This week, I added some enemies to kill, so watch out! The enemies might.. err.. well, they can't move or shoot yet so they're not super threatening.
Still, you can kill them with (two of your three) spells! So you could say they're target practice.
Drawing images
You might think that drawing sprites (images) is key to a game, but we've gotten this far without them: the player is drawn programmatically as a few shapes, and the level's "tiles" (reusable square images) are actually atoms of different colors which get loaded from an image initially, but are actually getting drawn pixel-by-pixel.
But now we can draw (and hot reload on change) sprites from Aseprite:
There's no support for controlling which sprites get drawn on top of others (I have to draw things in the right order), it can't do animation yet and there's no performance optimization 1 - ain't nobody got time for any of that.
Health Bars
To kill enemies, enemies need to have some concept of health.
But you know who also needs health? Players!

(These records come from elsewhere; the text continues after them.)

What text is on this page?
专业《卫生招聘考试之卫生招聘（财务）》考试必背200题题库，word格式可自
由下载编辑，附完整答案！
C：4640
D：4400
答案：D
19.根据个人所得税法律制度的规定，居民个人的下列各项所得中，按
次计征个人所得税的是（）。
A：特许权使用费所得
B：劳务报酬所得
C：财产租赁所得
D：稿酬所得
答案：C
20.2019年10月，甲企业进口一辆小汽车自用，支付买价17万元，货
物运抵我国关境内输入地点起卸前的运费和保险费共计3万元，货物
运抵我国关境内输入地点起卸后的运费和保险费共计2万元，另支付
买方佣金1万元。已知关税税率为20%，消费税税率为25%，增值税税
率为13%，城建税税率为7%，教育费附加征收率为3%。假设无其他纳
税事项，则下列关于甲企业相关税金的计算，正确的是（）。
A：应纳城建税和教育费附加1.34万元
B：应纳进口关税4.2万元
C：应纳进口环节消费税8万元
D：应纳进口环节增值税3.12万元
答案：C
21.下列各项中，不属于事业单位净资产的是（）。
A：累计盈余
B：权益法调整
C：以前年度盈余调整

Each player is backed by a body of atoms under the hood, which are already accumulating damage:
I made a shiny new health component (in the ECS sense), and now all damage to bodies of atoms get transferred to the matching health component.
That ticks off the most important feature request so far:
The health bars on screen are a bit busy visually so I probably won't go that way long term (e.g. Magicka, Noita and Wizard of Legend all do floating damage numbers), but health bars were easy to implement for now.
A Deadly Foe
With health bars and sprite drawing implemented, I added a deadly foe:
Only the actual target portion of the target (i.e. not my hastily-drawn hay bale) can be hit with spells, as that's the only portion that's actually backed by atoms. 2
Collisions
Both players and enemies are backed by "kinematic" moving bodies - which is to say, the rigid body physics engine doesn't control them directly, and it's up to me to move them.
That also means that if a player runs into an enemy, nothing happens - they can't move through each other, but they also don't push each other away, so it just feels like you get stuck.
To fix that, I made players be able to run through/past enemies (and other players too, while I was at it) - I think that makes more sense than trying to work out whether enemies should push players or vice versa.
Target practice web build
Here, see whether you can actually hit some of the targets using your acid spell.
Reminder: press Q for acid lob and Left Shift for flame thrower (and see all controls by pressing F1).
Okay, Acid Lob's arc is a bit too high for actually hitting enemies easily (and/or the payoff for hitting an enemy is too low), but I'll tweak that at some point in the future.
Next up, we'll see if I can make some enemies move, and maybe even attack!
A proper implementation would also support culling (skipping sprites off-screen), draw batching (asking the graphics card to draw multiple instances of the same sprite), and texture atlases (copying sprite images into one image so draw batching can be used to draw different sprites). But if I'm going to use another engine for that stuff then hopefully that engine will take care of it!
In fact, if you look closely (and/or play with the F2 debug options), you can see the wood atoms peeking out from under the target portion.